The Scheme will establish young girls in the point of view of the society and family and they would get the absolute advantage of the Scheme, which will assist them in developing their character and conquering any possible future prospects. Other than a decrease in girl infanticide, issues of the household viciousness against them will diminish and these issues will be gradually disposed off from society. In 2023, the government of Madhya Pradesh launched Ladli Behna Yojana to further empower women of Madhya pradesh. Under this scheme the government will transfer Rs 1000/- per month to every women of Madhya pradesh.

== Summary ==
Ladli Laxmi Yojana has aimed at securing the lives of many girls and providing them with the opportunity of educating themselves and expanding their horizons. The scheme aims at providing monetary assistance to families below the poverty line and adopted orphans to finance the educational expenses for eligible girl children. It has proven to be useful to educate over 20 lakh girls and improve the attitude of society towards girl children. The scheme, first started in Madhya Pradesh has spread its wings over 6 other states and has helped set the foundation in the lives of many girls.

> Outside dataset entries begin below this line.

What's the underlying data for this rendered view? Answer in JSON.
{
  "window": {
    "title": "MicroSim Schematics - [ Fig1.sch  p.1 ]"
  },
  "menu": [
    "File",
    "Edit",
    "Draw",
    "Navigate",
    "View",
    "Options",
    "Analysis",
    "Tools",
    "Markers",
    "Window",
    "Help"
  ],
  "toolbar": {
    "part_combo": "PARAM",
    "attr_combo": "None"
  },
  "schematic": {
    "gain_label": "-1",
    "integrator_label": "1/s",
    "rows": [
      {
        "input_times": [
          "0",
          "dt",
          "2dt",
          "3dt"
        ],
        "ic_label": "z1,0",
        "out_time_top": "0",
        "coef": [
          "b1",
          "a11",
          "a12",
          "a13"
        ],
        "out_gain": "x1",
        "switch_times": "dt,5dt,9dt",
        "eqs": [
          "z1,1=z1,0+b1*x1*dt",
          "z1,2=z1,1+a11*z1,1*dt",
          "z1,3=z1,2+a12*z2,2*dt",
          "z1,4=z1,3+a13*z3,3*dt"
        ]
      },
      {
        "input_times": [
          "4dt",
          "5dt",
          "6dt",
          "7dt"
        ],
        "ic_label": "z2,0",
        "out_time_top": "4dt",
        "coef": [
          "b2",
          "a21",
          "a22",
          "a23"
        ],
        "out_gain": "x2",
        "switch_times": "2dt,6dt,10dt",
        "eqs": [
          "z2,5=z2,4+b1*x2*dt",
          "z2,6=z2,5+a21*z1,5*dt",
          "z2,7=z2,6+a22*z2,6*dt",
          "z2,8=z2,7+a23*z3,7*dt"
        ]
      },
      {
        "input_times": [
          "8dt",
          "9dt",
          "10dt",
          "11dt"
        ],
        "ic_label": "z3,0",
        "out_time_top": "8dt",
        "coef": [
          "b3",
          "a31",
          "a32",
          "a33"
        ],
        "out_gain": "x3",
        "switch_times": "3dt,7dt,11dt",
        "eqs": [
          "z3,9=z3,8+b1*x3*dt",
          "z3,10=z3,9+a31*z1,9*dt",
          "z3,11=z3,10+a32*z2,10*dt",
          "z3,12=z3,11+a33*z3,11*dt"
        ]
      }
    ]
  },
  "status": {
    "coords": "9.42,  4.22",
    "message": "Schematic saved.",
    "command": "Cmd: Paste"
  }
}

The structure of the scheme remains highly organised and the members are constantly working towards gathering more recognition and improvisation for the same.

== Ladli Lakshmi Yojana Benefits ==
At the time of registration, the government issues an assurance certificate in the girl's name for ₹1,43,000. Every year, ₹6,000 is deposited into the girl's account for five years. Upon admission to grade 6, ₹2,000 is given, ₹4,000 is provided in grade 9, and amounts of ₹6,000 each are granted in grades 11 and 12. On admission to a recognized college or a minimum two-year vocational course, the girl receives an incentive amount of ₹25,000 in the first and final years. When the girl reaches the age of 21, she is awarded the remaining amount of ₹1,00,000.